Naman Ramachandran: Rushdie says America’s forgotten why people like him moved here
Accepting the Liberatum Cultural Honor in London this week, Salman Rushdie didn’t hold back on his adopted country, as Naman Ramachandran reports. His verdict: the current U.S. administration is undermining free expression at home even while criticizing Europe for the same. A pointed inversion of the usual script, where Washington scolds London and Brussels for their speech codes.
Rushdie’s evidence, per Ramachandran’s account: the wave of book challenges sweeping American school libraries, where one parent’s objection can get a title pulled:
Salman Rushdie warned that free expression in the U.S. is under sustained pressure from the Trump administration as he accepted the Liberatum Cultural Honor at Camden Town Hall at King’s Cross in London, the same building where he once worked on community relations before becoming one of the world’s most recognized novelists.
…
Turning to free expression more broadly, Rushdie said, “America is having a very difficult moment in this area.
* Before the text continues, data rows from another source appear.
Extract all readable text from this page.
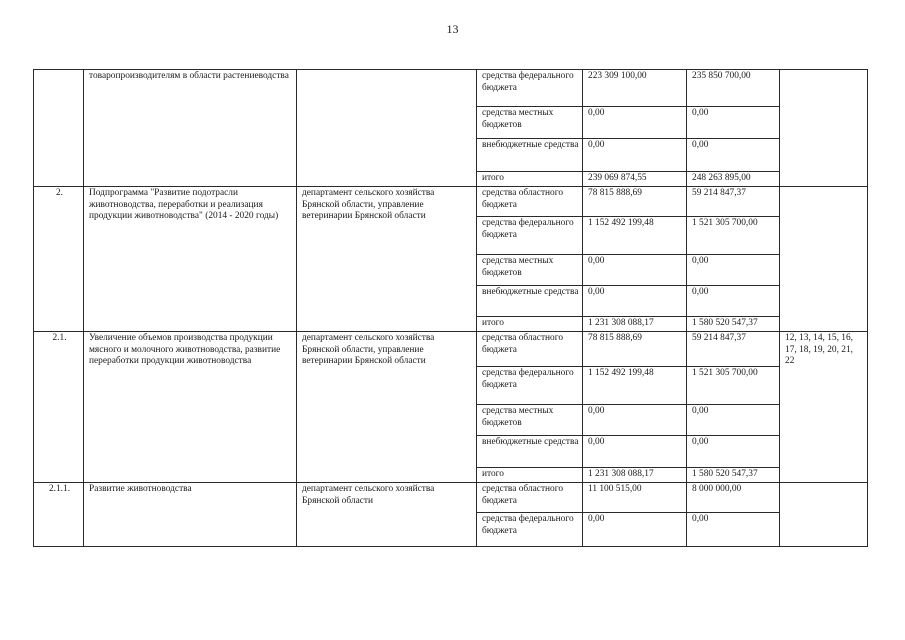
13
	товаропроизводителям в области растениеводства		средства федерального бюджета	223 309 100,00	235 850 700,00	
			средства местных бюджетов	0,00	0,00	
			внебюджетные средства	0,00	0,00	
			итого	239 069 874,55	248 263 895,00	
2.	Подпрограмма "Развитие подотрасли животноводства, переработки и реализация продукции животноводства" (2014 - 2020 годы)	департамент сельского хозяйства Брянской области, управление ветеринарии Брянской области	средства областного бюджета	78 815 888,69	59 214 847,37	
			средства федерального бюджета	1 152 492 199,48	1 521 305 700,00	
			средства местных бюджетов	0,00	0,00	
			внебюджетные средства	0,00	0,00	
			итого	1 231 308 088,17	1 580 520 547,37	
2.1.	Увеличение объемов производства продукции мясного и молочного животноводства, развитие переработки продукции животноводства	департамент сельского хозяйства Брянской области, управление ветеринарии Брянской области	средства областного бюджета	78 815 888,69	59 214 847,37	12, 13, 14, 15, 16, 17, 18, 19, 20, 21, 22
			средства федерального бюджета	1 152 492 199,48	1 521 305 700,00	
			средства местных бюджетов	0,00	0,00	
			внебюджетные средства	0,00	0,00	
			итого	1 231 308 088,17	1 580 520 547,37	
2.1.1.	Развитие животноводства	департамент сельского хозяйства Брянской области	средства областного бюджета	11 100 515,00	8 000 000,00	
			средства федерального бюджета	0,00	0,00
We have an administration, and its cohorts, who are really going after one of the most important things about America — the free speech — particularly when they come to speak in Europe, doing their best to suppress it at home.”
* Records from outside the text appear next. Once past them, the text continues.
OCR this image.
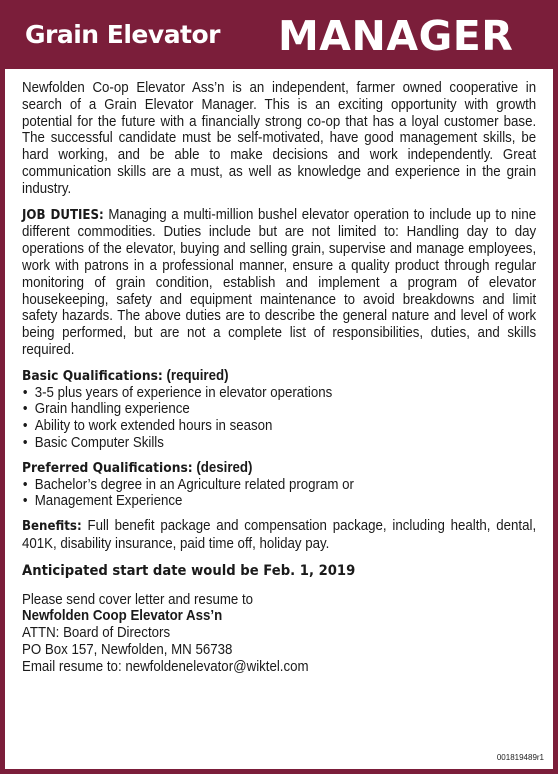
Grain Elevator MANAGER

Newfolden Co-op Elevator Ass’n is an independent, farmer owned cooperative in search of a Grain Elevator Manager. This is an exciting opportunity with growth potential for the future with a financially strong co-op that has a loyal customer base. The successful candidate must be self-motivated, have good management skills, be hard working, and be able to make decisions and work independently. Great communication skills are a must, as well as knowledge and experience in the grain industry.

JOB DUTIES: Managing a multi-million bushel elevator operation to include up to nine different commodities. Duties include but are not limited to: Handling day to day operations of the elevator, buying and selling grain, supervise and manage employees, work with patrons in a professional manner, ensure a quality product through regular monitoring of grain condition, establish and implement a program of elevator housekeeping, safety and equipment maintenance to avoid breakdowns and limit safety hazards. The above duties are to describe the general nature and level of work being performed, but are not a complete list of responsibilities, duties, and skills required.

Basic Qualifications: (required)

• 3-5 plus years of experience in elevator operations
• Grain handling experience
• Ability to work extended hours in season
• Basic Computer Skills

Preferred Qualifications: (desired)

• Bachelor’s degree in an Agriculture related program or
• Management Experience

Benefits: Full benefit package and compensation package, including health, dental, 401K, disability insurance, paid time off, holiday pay.

Anticipated start date would be Feb. 1, 2019
Please send cover letter and resume to
Newfolden Coop Elevator Ass’n
ATTN: Board of Directors
PO Box 157, Newfolden, MN 56738
Email resume to: newfoldenelevator@wiktel.com
001819489r1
Rushdie pointed to book removals in American schools. “There are schools in states in America where one parent can object to a book in a school library, and the book is withdrawn,” Rushdie said. “That’s happening in the thousands of titles across America. And these are not just any old books, this is ‘Huckleberry Finn,’ this is Toni Morrison’s ‘Beloved.’”
Around X
Eric Daugherty posted video of a Fort Worth police officer threatening a street preacher with a citation for “offensive speech,” telling him flatly that offending someone is a problem. The preacher, a retired cop, isn’t having it.
Greg Lukianoff warns his followers against empowering the government to further regulate AI, making the paradoxical libertarian argument that more rules usually mean giving Big Tech more control over your access to information.
Alastair Hilton, a Chiswick resident, says two police officers pulled him out of a pub and threatened him over a tweet criticizing a local councillor’s ban on outdoor pub seating — while reportedly admitting on camera that he hadn’t broken any law.